Between earnings, corporate conversions, dividends, share buybacks, and management shake-ups, energy stocks are in focus Wednesday.
Hess has been in the headlines this morning for a few reasons. Yesterday, Benzinga reported that the company was the subject of an activist investor onslaught from Elliot Management. The firm wanted to take up to 6 board seats and sell off key assets to maximize value for the firm.
Wednesday morning, Hess reported fourth quarter earnings that slightly missed analyst estimates. For the quarter, Hess reported earnings per share of $1.20 compared to the $1.21 forecasted by analysts. Revenue was also weak at $9.51 billion, below the forecasts of $9.63 billion. Hess shares rose 2.3 percent pre-market to $69.67 per share, just below the 52-week high at $70.77 per share.

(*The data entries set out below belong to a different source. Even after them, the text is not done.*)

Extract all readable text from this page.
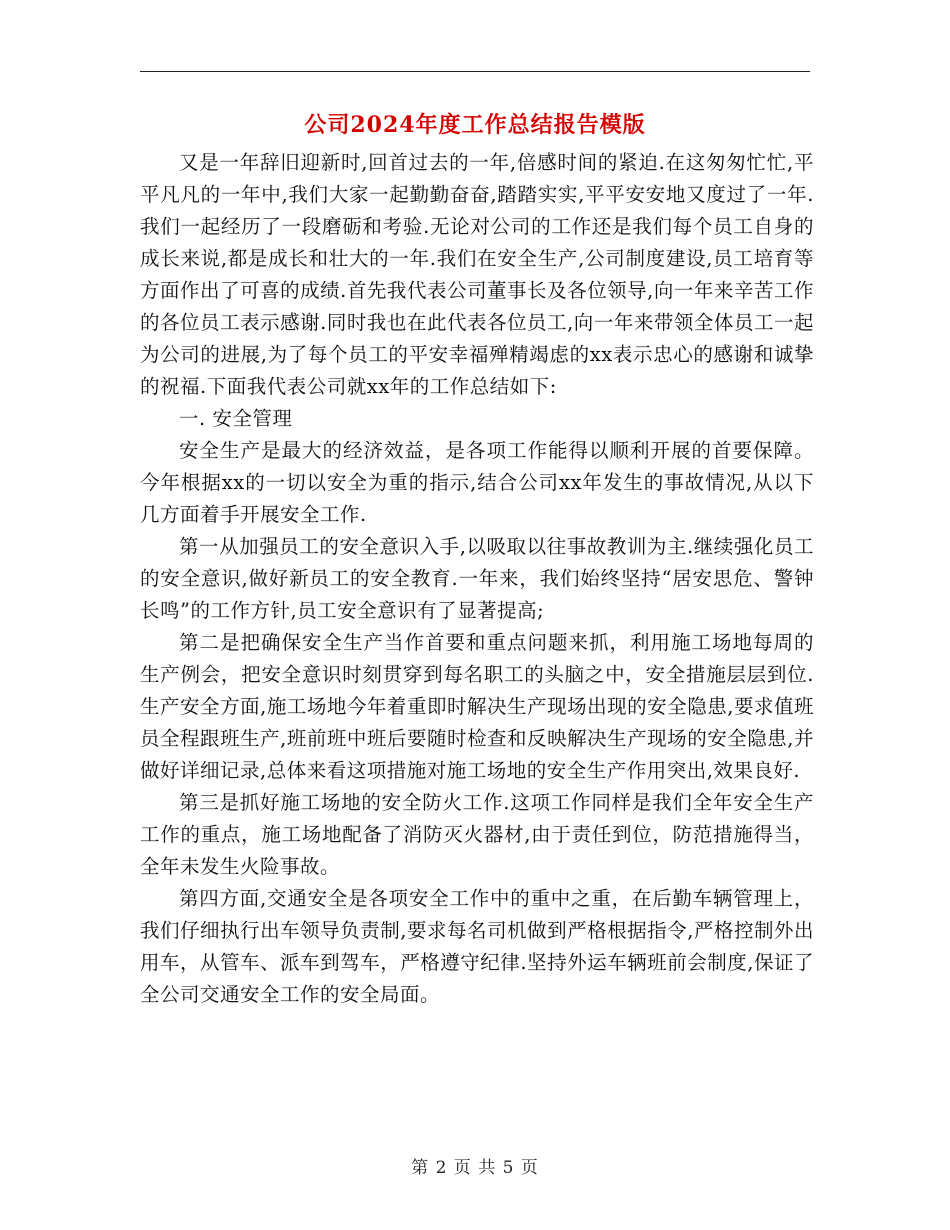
公司2024年度工作总结报告模版

又是一年辞旧迎新时,回首过去的一年,倍感时间的紧迫.在这匆匆忙忙,平平凡凡的一年中,我们大家一起勤勤奋奋,踏踏实实,平平安安地又度过了一年.我们一起经历了一段磨砺和考验.无论对公司的工作还是我们每个员工自身的成长来说,都是成长和壮大的一年.我们在安全生产,公司制度建设,员工培育等方面作出了可喜的成绩.首先我代表公司董事长及各位领导,向一年来辛苦工作的各位员工表示感谢.同时我也在此代表各位员工,向一年来带领全体员工一起为公司的进展,为了每个员工的平安幸福殚精竭虑的xx表示忠心的感谢和诚挚的祝福.下面我代表公司就xx年的工作总结如下:

一. 安全管理

安全生产是最大的经济效益，是各项工作能得以顺利开展的首要保障。今年根据xx的一切以安全为重的指示,结合公司xx年发生的事故情况,从以下几方面着手开展安全工作.

第一从加强员工的安全意识入手,以吸取以往事故教训为主.继续强化员工的安全意识,做好新员工的安全教育.一年来，我们始终坚持“居安思危、警钟长鸣”的工作方针,员工安全意识有了显著提高;

第二是把确保安全生产当作首要和重点问题来抓，利用施工场地每周的生产例会，把安全意识时刻贯穿到每名职工的头脑之中，安全措施层层到位.生产安全方面,施工场地今年着重即时解决生产现场出现的安全隐患,要求值班员全程跟班生产,班前班中班后要随时检查和反映解决生产现场的安全隐患,并做好详细记录,总体来看这项措施对施工场地的安全生产作用突出,效果良好.

第三是抓好施工场地的安全防火工作.这项工作同样是我们全年安全生产工作的重点，施工场地配备了消防灭火器材,由于责任到位，防范措施得当，全年未发生火险事故。

第四方面,交通安全是各项安全工作中的重中之重，在后勤车辆管理上，我们仔细执行出车领导负责制,要求每名司机做到严格根据指令,严格控制外出用车，从管车、派车到驾车，严格遵守纪律.坚持外运车辆班前会制度,保证了全公司交通安全工作的安全局面。

第 2 页 共 5 页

Chesapeake Energy was also the subject of management shake-up Tuesday as the company reported after the close that founder and CEO Aubrey McClendon was to step down from his roles and retire.
The news comes months after activist investor Carl Icahn bought a significant stake in the company and raises speculation as to whether McClendon actually retired or was forced out in a coup led by Icahn and his associates. Chesapeake shares rose 10.44 percent pre-market to $20.95 per share.
Marathon Petroleum Corp. reported earnings Wednesday morning that beat analyst expectations and shares rose. For the fourth quarter, Marathon Petroleum Corp. reported earnings per share of $2.26 compared to analyst forecasts of $2.10 per share on stronger than expected revenue of $20.7 billion.
Marathon also announced that it was returning capital to shareholders in the form of dividends and stock buybacks. The company declared a $0.35 per share dividend payable March 11 to shareholders of record as of February 20.
Also, the company authorized an additional $2 billion in share buybacks bringing the total buyback program to $2.65 billion for the next year. Marathon shares rose in the pre-market 1.49 percent to $73.04 per share, an all-time high.
Phillips 66, the refining company spun out of ConocoPhillips (NYSE: COP) in May 2012, also reported earnings that beat estimates. For the fourth quarter, Phillips 66 reported earnings per share of $2.06, beating analyst estimates of $1.68 by $0.28 per share.
Also, the company announced its intention to convert to a Master Limited Partnership (MLP), meaning that it would be required to return more capital to shareholders. Shares rose 1.8 percent pre-market to $60.98 per share, a new 52-week and all-time high.